Professor and Divine Word Missionary Father David Mayer, 80, who introduced a new literary genre, died Dec. 6 at Techny.
A missionary in Japan for almost 45 years, Fr. Mayer served as professor of American literature and language at Nanzan University in Nagoya and was an expert on the works of Flannery O’Connor, James T. Farrell, Japanese-American writer Toshio Mori and urban ethnic writers.
In his book, The American Neighborhood Novel (University of Nagoya Press: 1986), Fr. Mayer developed the genre of the neighborhood novel, fiction that either celebrates or criticizes the values and relationships of an urban group closely knit by their common identity and physical presence.
Neighborhood novels focus on ethnic elements either in the immediate immigrant period or in the stages of transition.
Fr. Mayer drew upon the studies of sociologists Andrew Greeley, Suzanne Keller and others to flesh out this new term.
“David recognized the need to categorize literature that was steeped in childhood ethnic experiences,” said Divine Word Father Thomas Krosnicki, former director of the U.S. Catholic bishops’ Committee on Liturgy and a classmate of Fr. Mayer.
“He aptly dedicated The American Neighborhood Novel to four people who inspired his thinking: his parents; Rabbi Herman Schaalman, an interfaith leader and pillar of contemporary Reformed Judaism who taught at St. Mary’s Seminary at Techny; and Bishop Harold Perry, the Divine Word Missionary who became the first African-American priest in the 20th century to be named a bishop,” Fr. Krosnicki stated.
He was born in 1938 in Columbia, a son of Dennis and Virginia (nee Miller) Mayer.
As a teenager, he entered the Society of the Divine Word high school seminary at East Troy, Wisconsin.
He professed religious vows in 1958.
In addition to degrees from St. Mary’s Seminary in Techny (Northbrook), he earned a master’s degree in English from Georgetown University and a doctorate in English from the University of Maryland.
Ordained to the Holy Priesthood by Bishop Perry in 1966, Fr. Mayer taught at Divine Word College in Epworth, Iowa, until 1968.
He began teaching at Nanzan University in 1974.
During his tenure at the university, he also served as English Department head; head of the Graduate School, English Section; a member of the Board of Councilors, Nanzan School Corporation; and researcher at the Nanzan Center of American Studies.

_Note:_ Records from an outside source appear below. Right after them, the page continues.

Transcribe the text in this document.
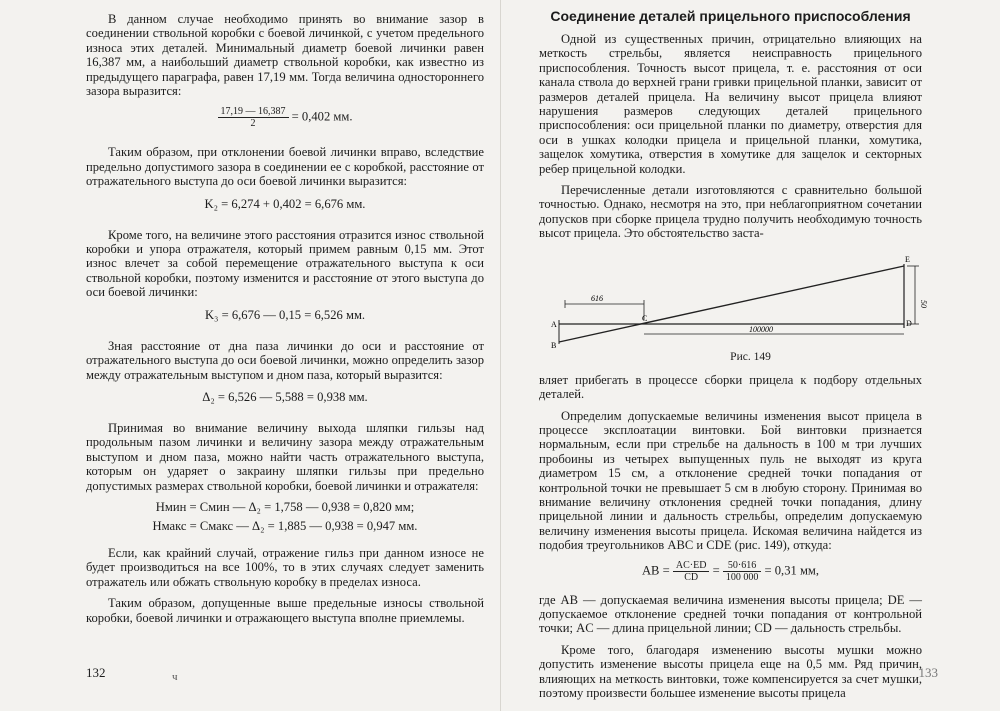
В данном случае необходимо принять во внимание зазор в соединении ствольной коробки с боевой личинкой, с учетом предельного износа этих деталей. Минимальный диаметр боевой личинки равен 16,387 мм, а наибольший диаметр ствольной коробки, как известно из предыдущего параграфа, равен 17,19 мм. Тогда величина одностороннего зазора выразится:

$\frac{17,19 — 16,387}{2} = 0,402$ мм.

Таким образом, при отклонении боевой личинки вправо, вследствие предельно допустимого зазора в соединении ее с коробкой, расстояние от отражательного выступа до оси боевой личинки выразится:

K₂ = 6,274 + 0,402 = 6,676 мм.

Кроме того, на величине этого расстояния отразится износ ствольной коробки и упора отражателя, который примем равным 0,15 мм. Этот износ влечет за собой перемещение отражательного выступа к оси ствольной коробки, поэтому изменится и расстояние от этого выступа до оси боевой личинки:

K₃ = 6,676 — 0,15 = 6,526 мм.

Зная расстояние от дна паза личинки до оси и расстояние от отражательного выступа до оси боевой личинки, можно определить зазор между отражательным выступом и дном паза, который выразится:

Δ₂ = 6,526 — 5,588 = 0,938 мм.

Принимая во внимание величину выхода шляпки гильзы над продольным пазом личинки и величину зазора между отражательным выступом и дном паза, можно найти часть отражательного выступа, которым он ударяет о закраину шляпки гильзы при предельно допустимых размерах ствольной коробки, боевой личинки и отражателя:

Hмин = Cмин — Δ₂ = 1,758 — 0,938 = 0,820 мм;
Hмакс = Cмакс — Δ₂ = 1,885 — 0,938 = 0,947 мм.

Если, как крайний случай, отражение гильз при данном износе не будет производиться на все 100%, то в этих случаях следует заменить отражатель или обжать ствольную коробку в пределах износа.

Таким образом, допущенные выше предельные износы ствольной коробки, боевой личинки и отражающего выступа вполне приемлемы.

132	ч
Соединение деталей прицельного приспособления

Одной из существенных причин, отрицательно влияющих на меткость стрельбы, является неисправность прицельного приспособления. Точность высот прицела, т. е. расстояния от оси канала ствола до верхней грани гривки прицельной планки, зависит от размеров деталей прицела. На величину высот прицела влияют нарушения размеров следующих деталей прицельного приспособления: оси прицельной планки по диаметру, отверстия для оси в ушках колодки прицела и прицельной планки, хомутика, защелок хомутика, отверстия в хомутике для защелок и секторных ребер прицельной колодки.

Перечисленные детали изготовляются с сравнительно большой точностью. Однако, несмотря на это, при неблагоприятном сочетании допусков при сборке прицела трудно получить необходимую точность высот прицела. Это обстоятельство заста-

A
B
C
D
E
616
100000
50
Рис. 149

вляет прибегать в процессе сборки прицела к подбору отдельных деталей.

Определим допускаемые величины изменения высот прицела в процессе эксплоатации винтовки. Бой винтовки признается нормальным, если при стрельбе на дальность в 100 м три лучших пробоины из четырех выпущенных пуль не выходят из круга диаметром 15 см, а отклонение средней точки попадания от контрольной точки не превышает 5 см в любую сторону. Принимая во внимание величину отклонения средней точки попадания, длину прицельной линии и дальность стрельбы, определим допускаемую величину изменения высоты прицела. Искомая величина найдется из подобия треугольников ABC и CDE (рис. 149), откуда:

AB = $\frac{AC\cdot ED}{CD} = \frac{50\cdot 616}{100 000} = 0,31$ мм,

где AB — допускаемая величина изменения высоты прицела; DE — допускаемое отклонение средней точки попадания от контрольной точки; AC — длина прицельной линии; CD — дальность стрельбы.

Кроме того, благодаря изменению высоты мушки можно допустить изменение высоты прицела еще на 0,5 мм. Ряд причин, влияющих на меткость винтовки, тоже компенсируется за счет мушки, поэтому произвести большее изменение высоты прицела

133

A prolific writer, he penned academic works, essays and book reviews.
His scholarly publications included: Reading Japanese American Literature: The Legacy of Three Generations; Drooping Sun, Coy Moon: Essays on Flannery O’Connor; The American Neighborhood Novel; and Door Stoops and Windowsills: Perspectives on the American Neighborhood Novel.
But genre did not confine him.
His bibliography lists a great variety, including haiku poems, a book of homilies, a collection of short stories published in Japanese, and a novella called “Flutterby Days.”
In 2009, he published Komagane Poems (Mission Press, Techny, Ill.), a series of short essays and haiku-like verses with drawings about nature.
He then applied the essay style to The Pleasures of Pottery: Japanese Ceramics in Pastel and Poetic Sketches, which was published as a limited edition to commemorate the 100th anniversary of the arrival of the Society of the Divine Word in Japan.
“For me,” he once wrote, “writing is a way of consolidating and focusing on the grandeurs and diversity of God’s creation.”
In Spring of this year, Fr. Mayer returned to the United States for home leave and stayed for health reasons.
“His love for Japan is forever,” said Divine Word Father Lukas Batmomolin, superior delegate for the Society of the Divine Word’s North American provinces. “Until his last days, he was still hoping to return to Japan, even after being transferred to the Chicago Province for retirement.”
Surviving is a brother, Michael Mayer of Missouri.
His Funeral Mass was celebrated on Dec. 15 in the chapel of Divine Word Residence at Techny, followed by burial in St. Mary’s Cemetery.